[God’s Country--And the Woman by James Oliver Curwood]@TWC D-Link bookGod’s Country--And the Woman CHAPTER SEVEN 12/42
Then something happened to betray the uneasy tension to which his nerves were drawn.
A sudden crash in the brush close at hand drew him about with a start, and even while he laughed at himself he stood with his automatic in his hand. He heard the whimpering, babyish-like complaint of the porcupine that had made the sound, and still chuckling over his nervousness he seated himself on a white drift-log that had lain bleaching for half a century in the sand. The moon had fallen behind the western forests; the stars were becoming fainter in the sky, and about him the darkness was drawing in like a curtain.
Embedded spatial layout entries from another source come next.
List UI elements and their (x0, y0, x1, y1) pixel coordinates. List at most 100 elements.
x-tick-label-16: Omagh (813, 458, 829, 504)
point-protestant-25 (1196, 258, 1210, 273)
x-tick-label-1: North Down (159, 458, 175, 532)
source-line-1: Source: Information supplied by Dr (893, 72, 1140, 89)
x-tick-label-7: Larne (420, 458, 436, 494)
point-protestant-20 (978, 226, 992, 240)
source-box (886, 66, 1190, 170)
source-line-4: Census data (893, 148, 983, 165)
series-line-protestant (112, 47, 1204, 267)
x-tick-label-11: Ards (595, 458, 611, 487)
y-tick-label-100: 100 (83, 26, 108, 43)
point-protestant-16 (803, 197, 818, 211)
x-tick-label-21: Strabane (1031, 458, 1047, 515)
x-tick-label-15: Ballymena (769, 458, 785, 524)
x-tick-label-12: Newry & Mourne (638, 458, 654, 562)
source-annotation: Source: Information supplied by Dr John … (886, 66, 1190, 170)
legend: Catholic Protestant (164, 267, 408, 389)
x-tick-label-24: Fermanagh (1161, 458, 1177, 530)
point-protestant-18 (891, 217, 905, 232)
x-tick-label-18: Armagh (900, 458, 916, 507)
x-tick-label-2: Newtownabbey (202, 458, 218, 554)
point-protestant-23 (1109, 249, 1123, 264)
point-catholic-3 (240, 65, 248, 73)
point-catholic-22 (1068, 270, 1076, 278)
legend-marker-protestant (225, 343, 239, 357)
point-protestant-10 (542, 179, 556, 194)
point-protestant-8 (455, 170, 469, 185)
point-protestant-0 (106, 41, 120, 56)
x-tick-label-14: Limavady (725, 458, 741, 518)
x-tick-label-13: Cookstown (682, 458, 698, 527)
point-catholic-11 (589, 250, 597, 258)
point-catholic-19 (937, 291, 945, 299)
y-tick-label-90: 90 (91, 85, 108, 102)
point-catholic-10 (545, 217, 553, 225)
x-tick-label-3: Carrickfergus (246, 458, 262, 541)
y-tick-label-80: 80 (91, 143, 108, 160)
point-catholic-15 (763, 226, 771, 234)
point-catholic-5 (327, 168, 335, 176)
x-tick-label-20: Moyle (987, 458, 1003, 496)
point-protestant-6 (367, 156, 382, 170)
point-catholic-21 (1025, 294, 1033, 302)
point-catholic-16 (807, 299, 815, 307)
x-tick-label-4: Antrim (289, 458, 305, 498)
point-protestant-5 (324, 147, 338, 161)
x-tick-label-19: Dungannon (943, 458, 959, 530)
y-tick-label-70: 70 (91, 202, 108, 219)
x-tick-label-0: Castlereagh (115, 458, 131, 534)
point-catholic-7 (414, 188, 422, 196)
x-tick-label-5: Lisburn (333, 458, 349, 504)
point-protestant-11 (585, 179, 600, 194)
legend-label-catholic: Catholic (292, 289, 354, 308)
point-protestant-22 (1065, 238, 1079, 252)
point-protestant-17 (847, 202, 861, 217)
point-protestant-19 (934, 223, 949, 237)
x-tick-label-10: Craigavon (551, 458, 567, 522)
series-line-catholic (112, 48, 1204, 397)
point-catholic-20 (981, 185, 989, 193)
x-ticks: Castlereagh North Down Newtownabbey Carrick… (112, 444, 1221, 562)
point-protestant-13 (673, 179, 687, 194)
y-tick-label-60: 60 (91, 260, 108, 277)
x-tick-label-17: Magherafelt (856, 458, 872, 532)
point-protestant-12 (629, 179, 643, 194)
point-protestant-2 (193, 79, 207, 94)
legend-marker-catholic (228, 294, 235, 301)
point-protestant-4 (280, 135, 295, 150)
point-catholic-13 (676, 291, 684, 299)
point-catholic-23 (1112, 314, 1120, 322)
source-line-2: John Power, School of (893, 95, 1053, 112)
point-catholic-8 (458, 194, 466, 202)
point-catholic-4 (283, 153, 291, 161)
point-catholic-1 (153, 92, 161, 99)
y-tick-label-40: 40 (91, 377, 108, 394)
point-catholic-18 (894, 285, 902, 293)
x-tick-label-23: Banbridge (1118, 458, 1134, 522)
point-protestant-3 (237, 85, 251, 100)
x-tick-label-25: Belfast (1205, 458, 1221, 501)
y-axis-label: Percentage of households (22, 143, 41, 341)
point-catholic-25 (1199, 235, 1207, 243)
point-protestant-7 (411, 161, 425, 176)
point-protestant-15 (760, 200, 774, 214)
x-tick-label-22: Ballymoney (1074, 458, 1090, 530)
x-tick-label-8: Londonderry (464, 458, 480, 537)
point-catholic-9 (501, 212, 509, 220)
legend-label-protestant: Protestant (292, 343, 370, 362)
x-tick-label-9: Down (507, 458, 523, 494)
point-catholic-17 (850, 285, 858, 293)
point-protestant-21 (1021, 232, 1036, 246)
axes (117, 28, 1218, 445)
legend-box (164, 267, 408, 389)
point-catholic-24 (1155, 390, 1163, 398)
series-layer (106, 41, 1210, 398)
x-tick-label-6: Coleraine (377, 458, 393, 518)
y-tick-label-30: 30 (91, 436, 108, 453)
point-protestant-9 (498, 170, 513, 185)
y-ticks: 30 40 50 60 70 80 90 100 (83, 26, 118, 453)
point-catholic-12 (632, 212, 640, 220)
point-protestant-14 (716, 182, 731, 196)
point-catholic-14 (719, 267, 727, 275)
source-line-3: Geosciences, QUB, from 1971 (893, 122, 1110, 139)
He loved this hour that bridged the northern night with the northern day, and he sat motionless and still, covering the glow of fire in his pipe bowl with the palm of his hand. Out of the brush ambled the porcupine, chattering and talking to itself in its queer and good-humoured way, fat as a poplar bud ready to burst, and so intent on reaching the edge of the lake that it passed in its stupid innocence so close that Philip might have struck it with a stick.
And then there swooped down from out of the cover of the black spruce a gray cloudlike thing that came with the silence and lightness of a huge snowflake, hovered for an instant over the porcupine, and disappeared into the darkness beyond.
And the porcupine, still oblivious of danger and what the huge owl would have done to him had he been a snowshoe rabbit instead of a monster of quills, drank his fill leisurely and ambled back as he had come, chattering his little song of good-humour and satisfaction. One after another there came now the sounds that merged dying night into the birth of day, and for the hundredth time Philip listened to the wonders that never grew old for him.